A fast and massive DNA extraction is quintessential for nucleic acid amplification tests (NAAT), especially if performed under duress; the latter implies either field conditions in resource-limited settings (RLS), in routine or expedient setups, or in abnormal conditions with samples surging and/or supply pipelines malfunctioning due to corporate concerns or supply chain overextension/collapse. Thus, although the technology for DNA extraction systems achieves significant yields from complicated and/or miniscule samples, their use is expensive even if purchased in bulk to achieve economies of scale. Alkaline approaches were suggested for contingency (Goudoudaki et al., 2021) and field conditions (Priye et al., 2016), adaptable to the intended use (Goudoudaki et al., 2021). Still, specific chemicals were used, which may not be available in proper quantities once a health or ecological crisis prompts massive spatial dispersion and increased processing output of incoming samples, which may overload standard public health or agronomic facilities and infrastructures. Thus, ease of procurement and use by personnel moderately trained in this specific discipline but experienced in other sectors of biosciences may increase the processing rate of initial screening and offload work from dedicated infrastructures, restricting their involvement to tackle only unresolved or suspect samples. Last but not least, this almost in-situ processing approach may limit the need for dispatching samples to distant facilities, which is expensive, time consuming, creates biosafety and biosecurity risks, and may degrade the samples, thus de-valuing the actual diagnostic procedure.

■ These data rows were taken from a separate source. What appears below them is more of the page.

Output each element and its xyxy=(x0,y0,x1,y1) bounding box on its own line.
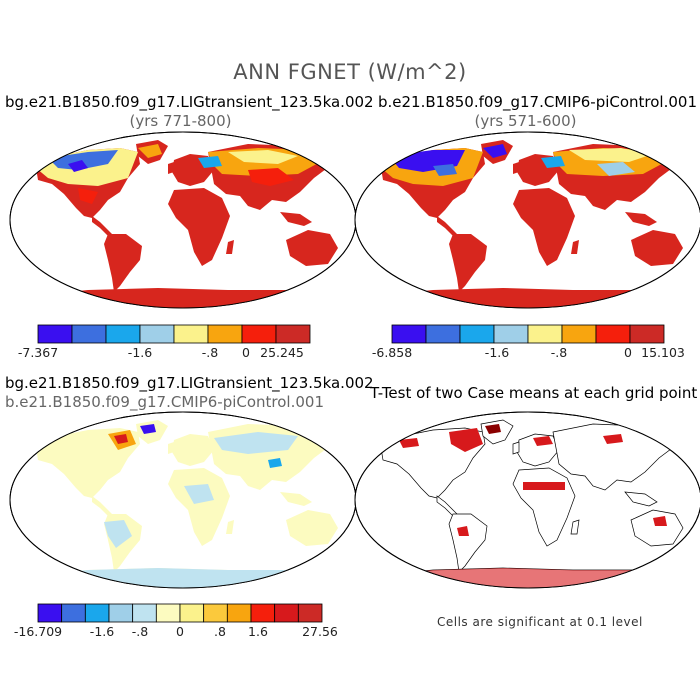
colorbar-swatch xyxy=(132,603,157,623)
colorbar-swatch xyxy=(155,603,181,623)
colorbar-swatch xyxy=(425,324,461,344)
panel-1-title: bg.e21.B1850.f09_g17.LIGtransient_123.5k… xyxy=(5,93,374,111)
colorbar-swatch xyxy=(459,324,495,344)
figure-title: ANN FGNET (W/m^2) xyxy=(233,60,467,84)
map-panel-4 xyxy=(354,411,700,589)
colorbar-swatch xyxy=(37,324,73,344)
cb2-tick: -6.858 xyxy=(371,345,413,360)
colorbar-swatch xyxy=(493,324,529,344)
cb3-tick: -.8 xyxy=(131,624,149,639)
colorbar-swatch xyxy=(207,324,243,344)
cb3-tick: -1.6 xyxy=(89,624,115,639)
map-panel-2 xyxy=(354,131,700,309)
cb1-tick: -1.6 xyxy=(127,345,153,360)
colorbar-swatch xyxy=(391,324,427,344)
colorbar-swatch xyxy=(84,603,110,623)
colorbar-swatch xyxy=(527,324,563,344)
colorbar-swatch xyxy=(274,603,299,623)
map-panel-3 xyxy=(9,411,357,589)
colorbar-swatch xyxy=(71,324,107,344)
panel-2-subtitle: (yrs 571-600) xyxy=(474,112,577,130)
colorbar-swatch xyxy=(297,603,323,623)
cb3-tick: 0 xyxy=(176,624,184,639)
cb1-tick: 0 xyxy=(242,345,250,360)
colorbar-swatch xyxy=(629,324,665,344)
cb3-tick: -16.709 xyxy=(13,624,63,639)
colorbar-swatch xyxy=(61,603,86,623)
colorbar-swatch xyxy=(173,324,209,344)
colorbar-panel-2 xyxy=(391,324,665,344)
colorbar-swatch xyxy=(37,603,63,623)
colorbar-swatch xyxy=(105,324,141,344)
cb3-tick: .8 xyxy=(214,624,226,639)
colorbar-swatch xyxy=(241,324,277,344)
cb2-tick: 0 xyxy=(624,345,632,360)
cb1-tick: 25.245 xyxy=(260,345,304,360)
colorbar-swatch xyxy=(275,324,311,344)
colorbar-swatch xyxy=(595,324,631,344)
cb2-tick: -1.6 xyxy=(484,345,510,360)
colorbar-panel-1 xyxy=(37,324,311,344)
cb3-tick: 1.6 xyxy=(248,624,268,639)
cb2-tick: 15.103 xyxy=(641,345,685,360)
colorbar-swatch xyxy=(179,603,205,623)
panel-3-subtitle: b.e21.B1850.f09_g17.CMIP6-piControl.001 xyxy=(5,393,324,411)
colorbar-swatch xyxy=(139,324,175,344)
map-panel-1 xyxy=(9,131,357,309)
significance-note: Cells are significant at 0.1 level xyxy=(437,615,643,629)
panel-3-title: bg.e21.B1850.f09_g17.LIGtransient_123.5k… xyxy=(5,374,374,392)
panel-4-title: T-Test of two Case means at each grid po… xyxy=(370,384,698,402)
cb1-tick: -7.367 xyxy=(17,345,59,360)
colorbar-swatch xyxy=(108,603,134,623)
panel-2-title: b.e21.B1850.f09_g17.CMIP6-piControl.001 xyxy=(378,93,697,111)
colorbar-swatch xyxy=(226,603,252,623)
cb3-tick: 27.56 xyxy=(302,624,338,639)
colorbar-panel-3 xyxy=(37,603,323,623)
cb2-tick: -.8 xyxy=(550,345,568,360)
colorbar-swatch xyxy=(203,603,228,623)
colorbar-swatch xyxy=(561,324,597,344)
cb1-tick: -.8 xyxy=(201,345,219,360)
colorbar-swatch xyxy=(250,603,276,623)
panel-1-subtitle: (yrs 771-800) xyxy=(129,112,232,130)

By using only distilled water and heat, both easily available, there is no chemical waste and no need for special reagents, and thus for diverse stockpiles. The latter may be inexpensive and long-lead or long-expiration date, but their storage, even in normal conditions, takes space and there is a need for correct management of the stock. Also, the skills necessary are basic, found in everyone with the most elementary training in Biosciences. Thus, the overall footprint of the analysis, both before- and after-use, is kept minimal. This protocol is actually an expansion of a previous one, developed during the COVID-19 pandemic (Fomsgaard and Rosenstierne, 2020) as a result of kits supply restrictions (Benda et al., 2021), to include different extraction substrates and target genomes. It can be used in the field, given that consumables, heat, and electricity sources for portable thermocyclers (Kambouris et al., 2020) can be provided. Compared to the alkaline protocol (Goudoudaki et al., 2021), the thermo-osmotic protocol described herein requires even less reagents and produces no chemical waste, nor does it require stocking reagents that may expire and require specific storage. The protocol is named after the thermal deterioration of the membrane bonds allowing osmosis to perform the cell lysis and has been used already in one original publication (Goudoudaki et al., 2023).

Additionally, the present protocol may be used for improving the turnaround time and volume throughput in existing, indoor facilities. This comes at the expense of other performance metrics including sensitivity, which are markedly inferior compared to the ones achieved by dedicated DNA extraction protocols, even those of relatively low cost (Velegraki et al., 1999a and 1999b). Furthermore, facilities commandeered during crisis management may be among the beneficiaries. The method may be used for public health and environmental and agronomic emergencies (Kambouris et al., 2018), thus qualifying for compatibility with the One-Health framework and any other that may refer to genetic/genomic biomarkers that may be typed by basic PCR protocols, with or without follow ups such as, but not restricted to, restriction digestion (Velegraki et al., 1999a and 1999b; Arabatzis et al., 2004) and single-locus sequencing (Irinyi et al., 2015). The method, being plain and simple, shows moderate performance and should be used for highly enriched (containing high numbers of target genomes) and uncomplicated (without similar loads of pseudo-targets and inhibitors) samples.